Титта Руффо сделал это качество голоса основной чертой своей вокальной физиономии и сразу же стал не похож ни на одного вокалиста своего времени. Потом он с удивлением и горечью увидел, что породил целую школу, совершенно о том не помышляя. Школу эту он воспринял как карикатуру, как профанацию.

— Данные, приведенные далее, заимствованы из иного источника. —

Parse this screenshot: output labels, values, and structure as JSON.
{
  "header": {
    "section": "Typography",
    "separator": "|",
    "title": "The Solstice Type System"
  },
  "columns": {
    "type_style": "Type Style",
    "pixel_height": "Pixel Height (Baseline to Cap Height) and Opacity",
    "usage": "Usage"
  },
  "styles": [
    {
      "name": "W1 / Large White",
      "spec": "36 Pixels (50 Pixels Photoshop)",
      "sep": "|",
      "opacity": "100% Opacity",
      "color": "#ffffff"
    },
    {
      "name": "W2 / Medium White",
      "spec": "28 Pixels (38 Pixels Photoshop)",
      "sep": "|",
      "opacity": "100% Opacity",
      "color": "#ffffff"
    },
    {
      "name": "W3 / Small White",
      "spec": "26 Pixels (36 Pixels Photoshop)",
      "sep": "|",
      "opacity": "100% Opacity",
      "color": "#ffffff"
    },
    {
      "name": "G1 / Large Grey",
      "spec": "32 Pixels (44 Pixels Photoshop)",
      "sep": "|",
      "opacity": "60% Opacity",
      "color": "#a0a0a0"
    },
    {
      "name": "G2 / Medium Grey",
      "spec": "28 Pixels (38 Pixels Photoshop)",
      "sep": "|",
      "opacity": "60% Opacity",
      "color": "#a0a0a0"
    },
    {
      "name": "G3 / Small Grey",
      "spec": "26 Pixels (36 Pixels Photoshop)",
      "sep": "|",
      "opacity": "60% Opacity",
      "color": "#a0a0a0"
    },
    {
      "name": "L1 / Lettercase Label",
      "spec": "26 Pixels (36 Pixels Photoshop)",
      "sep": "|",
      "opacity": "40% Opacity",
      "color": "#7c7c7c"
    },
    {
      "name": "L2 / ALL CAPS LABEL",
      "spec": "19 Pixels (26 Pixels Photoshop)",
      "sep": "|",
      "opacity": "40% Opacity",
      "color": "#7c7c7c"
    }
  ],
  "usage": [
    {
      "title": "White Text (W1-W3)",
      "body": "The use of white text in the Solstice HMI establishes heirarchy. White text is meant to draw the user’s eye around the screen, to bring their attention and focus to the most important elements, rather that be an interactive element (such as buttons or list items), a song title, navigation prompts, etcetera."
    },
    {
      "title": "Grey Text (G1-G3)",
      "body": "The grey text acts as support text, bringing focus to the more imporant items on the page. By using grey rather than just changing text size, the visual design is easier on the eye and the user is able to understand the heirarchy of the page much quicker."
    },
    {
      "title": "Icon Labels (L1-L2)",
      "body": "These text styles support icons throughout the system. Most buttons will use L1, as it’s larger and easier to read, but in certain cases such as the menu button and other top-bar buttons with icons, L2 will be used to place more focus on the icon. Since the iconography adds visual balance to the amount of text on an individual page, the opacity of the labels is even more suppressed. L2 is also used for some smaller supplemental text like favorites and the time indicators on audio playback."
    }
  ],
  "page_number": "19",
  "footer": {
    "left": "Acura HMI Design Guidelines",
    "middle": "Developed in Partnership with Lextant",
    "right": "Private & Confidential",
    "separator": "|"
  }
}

Джино Беки еще молод, он может еще вернуться вспять и спасти свой голосовой орган, наделенный столь богатыми звуковыми и комуникативными возможностями, если заново построит свой вокальный метод, и на этот раз — на правильной основе. Он может извлечь полезный урок из примера своего предшественника, человека, который в течение считанных лет пел, отказавшись от жизни, а затем прожил многие, слишком многие годы, отказавшись от пения, созерцая собственную тень, свое невозвратимое прошлое. Влюбленный в свой голос, привязанный к нему, Руффо взрастил его и ревниво оберегал от жизненных соблазнов, но в конце концов счел себя его рабом и на него, на свой голос, взвалил вину за то, что так и не познал красоты мира, которой беспрепятственно наслаждаются другие, менее счастливые, чем он. И тогда он отринул голос, давший ему славу и состояние, чтобы жить обыкновенной жизнью простых смертных. Ему пришлось принести другие, менее достойные похвал жертвы, надеть на себя другие, менее приятные оковы, пройти через другие, менее героические переживания, чтобы понять, что счастье заключается не во внешней свободе, но в исполнении долга, в борьбе, в преодолении. И голос, от которого он, «земную жизнь пройдя до половины», отказался, не был ему опорой в час смерти. Вы помните? Флета, прежде чем покинуть этот мир, пропел несколько нот, адресуя их посланцу Вечности, возникшему у его изголовья. Титта Руффо ушел из жизни так же беззвучно, как прожил большую ее часть, с тех пор как пошел на разрыв, стоивший ему стольких мук и так оплакиваемый им до самой смерти.

Без сомнения, образ Бенедетты, его идеальной возлюбленной, стоял перед ним в час смерти.

Что же касается Беки, то у него еще есть время помириться со своим голосом.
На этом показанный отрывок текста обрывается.